Soutenir les usagers de drogue et plaider pour l’amélioration des services de santé. Tels sont les objectifs de la campagne internationale Support Don’t Punish. À l’occasion de Journée internationale contre l’abus et le trafic illicite de drogues, le 26 juin, PILS et CUT invitent à une prise de conscience en s’adhérant à cette campagne.
La condamnation des usagers de drogue entraîne des dégâts considérables. « L’accroissement du VIH et de l’Hépatite C sont les conséquences des lourdes pénalités imposées à ces personnes », font ressortir Guffran Rostom de Prévention Information et Lutte contre le Sida (PILS) et Nathalie Rose du Collectif Urgence Toxida (CUT).

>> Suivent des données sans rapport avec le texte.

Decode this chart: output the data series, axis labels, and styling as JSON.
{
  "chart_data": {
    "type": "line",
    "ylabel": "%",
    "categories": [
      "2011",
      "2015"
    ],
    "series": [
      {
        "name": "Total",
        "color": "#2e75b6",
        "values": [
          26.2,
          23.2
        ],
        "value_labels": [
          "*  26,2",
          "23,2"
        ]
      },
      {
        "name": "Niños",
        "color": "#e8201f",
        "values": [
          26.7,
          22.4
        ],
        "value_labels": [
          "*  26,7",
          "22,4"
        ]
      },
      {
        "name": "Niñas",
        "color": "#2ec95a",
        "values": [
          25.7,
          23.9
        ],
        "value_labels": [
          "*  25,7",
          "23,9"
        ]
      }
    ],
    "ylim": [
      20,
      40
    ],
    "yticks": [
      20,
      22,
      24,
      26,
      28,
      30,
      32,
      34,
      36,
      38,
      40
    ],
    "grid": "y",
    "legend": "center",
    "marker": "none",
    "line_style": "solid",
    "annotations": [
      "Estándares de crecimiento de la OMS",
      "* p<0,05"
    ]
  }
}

C’est pour ces raisons que les deux organisations ont décidé de se joindre à la campagne internationale Support Don’t Punish. Celle-ci, initiée par l’International
Drug Policy Consortium (IDPC), l’International Network of People who Use Drugs (INPUD), Harm Reduction
International (HRI) et l’International HIV/AIDS Alliance, est un plaidoyer pour démontrer qu’une répression sévère ne parvient pas à réduire la consommation de drogue dans le monde.
Au contraire, une telle politique a « conduit à la discrimination et la stigmatisation des personnes qui consomment des drogues. Ce qui entrave leur accès à des services de prévention, de traitement et de soins qui sont essentiels à sauver des vies et enrayer la propagation du VIH et de l’hépatite C ».
Support Don’t Punish veut ainsi sensibiliser sur l’amélioration des politiques qui éloignent les individus des services de santé. Qui plus est, il est connu que « l’emprisonnement des personnes pour des délits mineurs liés à la drogue crée une surpopulation carcérale, augmentant la vulnérabilité ».
Ainsi ceux ayant adhéré à la campagne à travers le monde feront une action internationale collective et symbolique le mercredi 26 juin 2013. Ceux souhaitant soutenir la démarche peuvent se prendre en photo avec le poster de la campagne et le poster sur la page Facebook de Support Don’t Punish.
À Maurice, plus de 50 % de ceux qui s’injectent de la drogue vivent avec le HIV, alors que 96 % d’entre eux vivent avec le l’Hépatite C.